Server and role naming: Match the server hostname to what it does. GSC-DIR-01 for the first Directory server. GSC-ARC-01 for the first Archiver. This makes the Diagnostic tool and Health Monitor significantly easier to read when there are multiple servers in the environment.

Archiver naming: If using multiple Archivers, give them names that reflect which cameras they manage (by building, by floor, by area). When a camera drops from an Archiver, knowing which Archiver it is by name immediately tells you which area of the building to investigate.

Federation and Multi-Server Considerations

Genetec Federation allows multiple independent Security Center systems to appear as a single unified view to operators. This is the architecture for organizations with multiple sites that each have their own Security Center deployment and their own local administration, but where central operators need visibility across all sites.

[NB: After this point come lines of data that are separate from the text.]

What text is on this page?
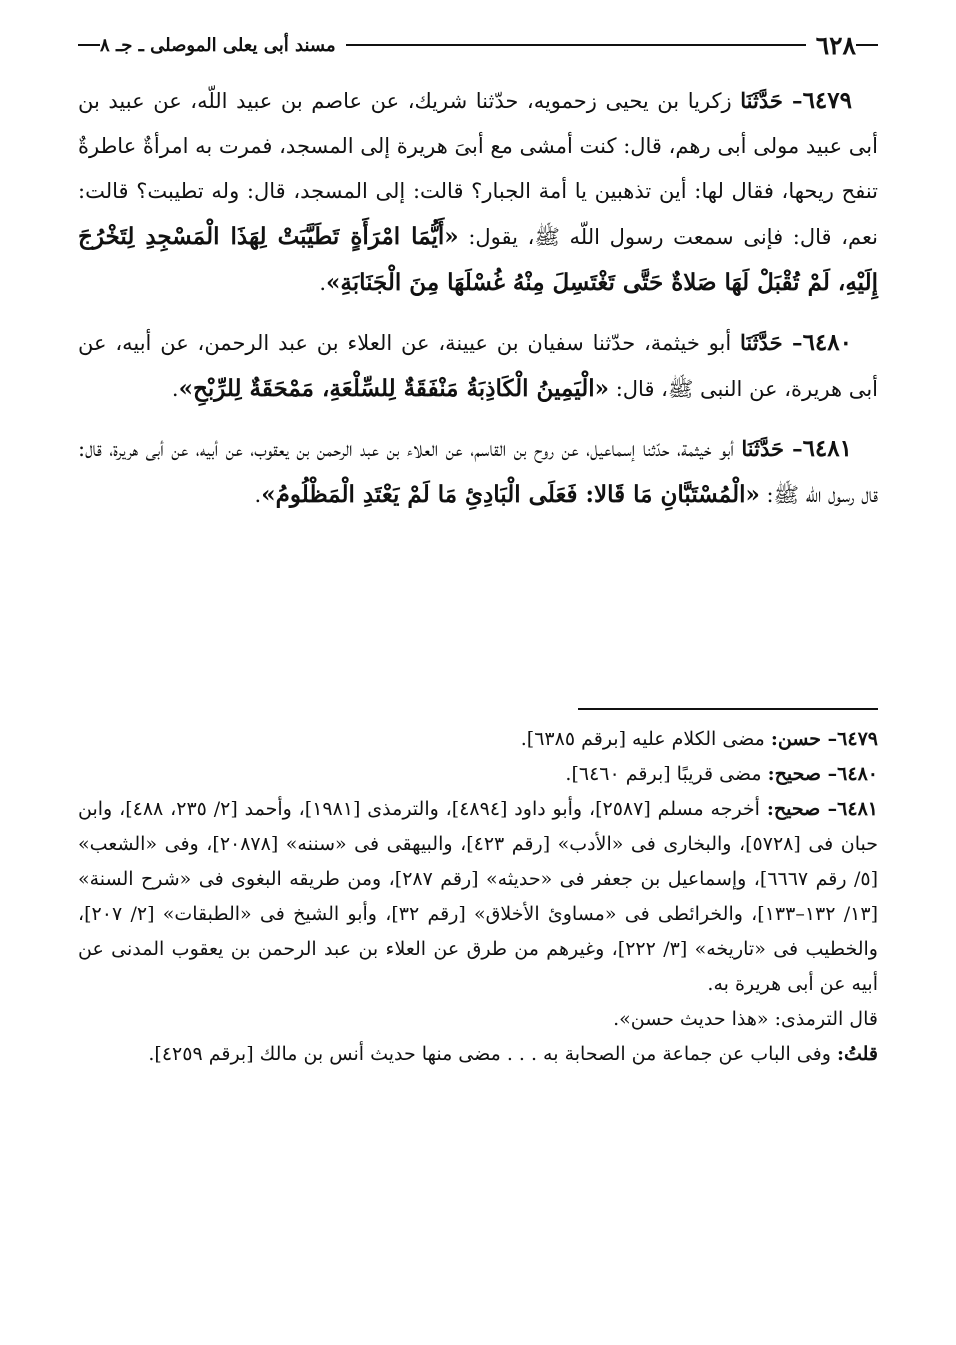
٦٢٨
مسند أبى يعلى الموصلى ـ جـ ٨

٦٤٧٩– حَدَّثَنَا زكريا بن يحيى زحمويه، حدّثنا شريك، عن عاصم بن عبيد اللّه، عن عبيد بن أبى عبيد مولى أبى رهم، قال: كنت أمشى مع أبىَ هريرة إلى المسجد، فمرت به امرأةٌ عاطرةٌ تنفح ريحها، فقال لها: أين تذهبين يا أمة الجبار؟ قالت: إلى المسجد، قال: وله تطيبت؟ قالت: نعم، قال: فإنى سمعت رسول اللّه ﷺ، يقول: «أَيُّمَا امْرَأَةٍ تَطَيَّبَتْ لِهَذَا الْمَسْجِدِ لِتَخْرُجَ إِلَيْهِ، لَمْ تُقْبَلْ لَهَا صَلاةٌ حَتَّى تَغْتَسِلَ مِنْهُ غُسْلَهَا مِنَ الْجَنَابَةِ».

٦٤٨٠– حَدَّثَنَا أبو خيثمة، حدّثنا سفيان بن عيينة، عن العلاء بن عبد الرحمن، عن أبيه، عن أبى هريرة، عن النبى ﷺ، قال: «الْيَمِينُ الْكَاذِبَةُ مَنْفَقَةٌ لِلسِّلْعَةِ، مَمْحَقَةٌ لِلرِّبْحِ».

٦٤٨١– حَدَّثَنَا أبو خيثمة، حدّثنا إسماعيل، عن روح بن القاسم، عن العلاء بن عبد الرحمن بن يعقوب، عن أبيه، عن أبى هريرة، قال: قال رسول اللّه ﷺ: «الْمُسْتَبَّانِ مَا قَالا: فَعَلَى الْبَادِئِ مَا لَمْ يَعْتَدِ الْمَظْلُومُ».

٦٤٧٩– حسن: مضى الكلام عليه [برقم ٦٣٨٥].

٦٤٨٠– صحيح: مضى قريبًا [برقم ٦٤٦٠].

٦٤٨١– صحيح: أخرجه مسلم [٢٥٨٧]، وأبو داود [٤٨٩٤]، والترمذى [١٩٨١]، وأحمد [٢/ ٢٣٥، ٤٨٨]، وابن حبان فى [٥٧٢٨]، والبخارى فى «الأدب» [رقم ٤٢٣]، والبيهقى فى «سننه» [٢٠٨٧٨]، وفى «الشعب» [٥/ رقم ٦٦٦٧]، وإسماعيل بن جعفر فى «حديثه» [رقم ٢٨٧]، ومن طريقه البغوى فى «شرح السنة» [١٣/ ١٣٢–١٣٣]، والخرائطى فى «مساوئ الأخلاق» [رقم ٣٢]، وأبو الشيخ فى «الطبقات» [٢/ ٢٠٧]، والخطيب فى «تاريخه» [٣/ ٢٢٢]، وغيرهم من طرق عن العلاء بن عبد الرحمن بن يعقوب المدنى عن أبيه عن أبى هريرة به.

قال الترمذى: «هذا حديث حسن».

قلتُ: وفى الباب عن جماعة من الصحابة به . . . مضى منها حديث أنس بن مالك [برقم ٤٢٥٩].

Federation is not the same as a single system with multiple Archivers. In a federated environment, each site is an independent system. The Federation Server on the parent system connects to the child systems and makes their cameras, events, and entities visible to the parent operators. Cardholder data does not automatically synchronize across federated systems – that requires Global Cardholder Synchronization, a separate feature.

The decision between a distributed single-system architecture and a federated multi-system architecture depends on whether the sites need independent administration, whether WAN connectivity between sites is reliable enough to support a unified system, and whether cardholder data needs to be unified. Getting this decision wrong at the architecture phase is expensive to fix later.

Common Architectural Mistakes

Directory and Archiver on the same undersized server. Works during testing. Degrades under load. The Archiver’s storage I/O competes with the Directory’s database I/O, and both compete for RAM with SQL Server.

Media Router not configured for the actual network topology. The default Media Router redirect addresses point to localhost. This works when clients are on the same server. It does not work when clients are on a different subnet. Always explicitly configure the redirect addresses to match the actual network.

SQL Server memory unconfigured. SQL will consume all available RAM on the server if not explicitly limited. Genetec processes on the same server will eventually get memory-constrained and degrade.

No storage redundancy on the Archiver. A single drive failure on an Archiver with no RAID takes down recording for every camera on that Archiver. At minimum, the media storage volumes should be RAID 5 or RAID 6. The system drive should also be protected – losing the OS drive on an Archiver takes down all cameras on that server just as completely.

Power plan not set to High Performance. The Balanced power plan throttles performance in ways that are difficult to diagnose. On a server with a CPU that looks adequate on paper but cannot keep up in production, the first thing to check is the power plan. It is almost always the cause when a system runs well under light load and degrades under production load.